A contradição se transformou no curta-metragem “25 anos sem asfalto”, de 2021, dirigido e roteirizado pela cineasta e produtora da Fuê Filmes, que morou por 14 anos em Vargem Grande.

“Eu saí para estudar, mas ainda sou desse território. Vê o asfalto se transformando em barro quando ia visitar meus pais me fez querer contar essa história”, relembra a cineasta, que hoje vive no bairro Ipiranga, na zona sul de São Paulo.

Imagem captada por drone mostrando a visão aérea das ruas do bairro Vargem Grande, em Parelheiros @Roberta Perônico / Fuê Filmes

O curta-metragem foca na relação de Rose com seu filho Pedro. Após um acontecimento inesperado, ela acaba se aproximando do cotidiano de aventuras do filho nas ruas de terra do bairro Vargem Grande.

“Eu queria fazer um filme sobre e para a minha comunidade, que se identificassem com ela”, disse Fabí.

Mas antes, era necessário fazer uma imersão. Ela havia deixado o Vargem Grande, mas muitas mulheres, como sua mãe e irmã, ficaram. Entrevistas com as moradoras ajudaram a compor a narrativa das personagens do curta. Das entrevistadas, quatro atuaram no filme nos papéis principais.

“O ‘25’ nunca foi um filme só meu. Ele não existiria sem a comunidade. Quando a gente exibe o filme e as pessoas se reconhecem ali, naquela história, isso tem um significado. É do território”, pontua.

Para Fabí, incluir a comunidade na produção é essencial para que a história não reproduza estereótipos e que a diversidade local seja contemplada.

Fabí Andrade (dir) durante as gravações do “25 anos sem Asfalto” @Roberta Perônico / Fuê Filmes

“Quando a periferia é resumida pela violência, se esvazia toda a vida dela. Quem vive ali consegue ver coisas que quem é de fora nunca vai conseguir ver”, defende.

O que começou com um projeto de TCC (Trabalho de Conclusão de Curso) da Academia Internacional de Cinema só se concretizou devido a verba do edital Histórias de Bairros de São Paulo, da Spcine – empresa de cinema e audiovisual de São Paulo -, em 2018.

“Brinco que fizemos um curta de R$200 mil com R$50 mil. Quando você recebe parece muito, mas é quase nada para cumprir todas as etapas de produção, execução, pós-produção e lançamento”, esclarece.

Para ela, o cinema independente e periférico é feito hoje no modo “guerrilha”, uma vez que os cineastas das bordas precisam manter outros trabalhos ou arcar com algumas despesas para conseguir dar conta de todo o processo.

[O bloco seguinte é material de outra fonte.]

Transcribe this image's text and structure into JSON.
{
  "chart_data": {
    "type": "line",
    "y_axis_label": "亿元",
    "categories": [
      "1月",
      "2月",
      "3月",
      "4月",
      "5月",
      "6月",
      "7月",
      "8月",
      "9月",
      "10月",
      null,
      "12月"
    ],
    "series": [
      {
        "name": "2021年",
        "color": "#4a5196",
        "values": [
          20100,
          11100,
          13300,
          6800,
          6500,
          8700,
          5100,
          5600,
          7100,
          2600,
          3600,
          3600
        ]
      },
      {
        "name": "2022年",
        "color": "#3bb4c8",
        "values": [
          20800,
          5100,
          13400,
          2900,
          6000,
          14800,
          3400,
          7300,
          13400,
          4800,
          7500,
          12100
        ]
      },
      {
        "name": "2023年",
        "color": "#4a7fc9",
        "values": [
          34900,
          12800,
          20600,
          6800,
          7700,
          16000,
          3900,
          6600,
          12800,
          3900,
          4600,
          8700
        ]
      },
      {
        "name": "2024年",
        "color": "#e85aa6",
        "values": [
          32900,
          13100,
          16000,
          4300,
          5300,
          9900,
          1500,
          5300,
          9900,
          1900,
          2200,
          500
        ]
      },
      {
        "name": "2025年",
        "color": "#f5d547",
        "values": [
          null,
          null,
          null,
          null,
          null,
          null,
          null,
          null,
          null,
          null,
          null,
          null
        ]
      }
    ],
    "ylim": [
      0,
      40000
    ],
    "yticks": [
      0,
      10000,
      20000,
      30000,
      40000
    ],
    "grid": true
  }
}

Bastidores da gravação do curta “25 anos sem Asfalto” @Roberta Perônico / Fuê Filmes

“A gente não consegue parar outros trabalhos para ficar fazendo um filme. Ser artista não é uma condição para a classe trabalhadora”, reforça.

Enxergando o cinema como uma ferramenta democrática, Fabí considera suas produções como meios de militância política e de reflexão sobre o direito à cidade.

“Não deveria ser necessário sair de Parelheiros para ter acesso a uma sala de cinema. Deveríamos ter aqui, espaços de estudo e produção acessíveis para a comunidade”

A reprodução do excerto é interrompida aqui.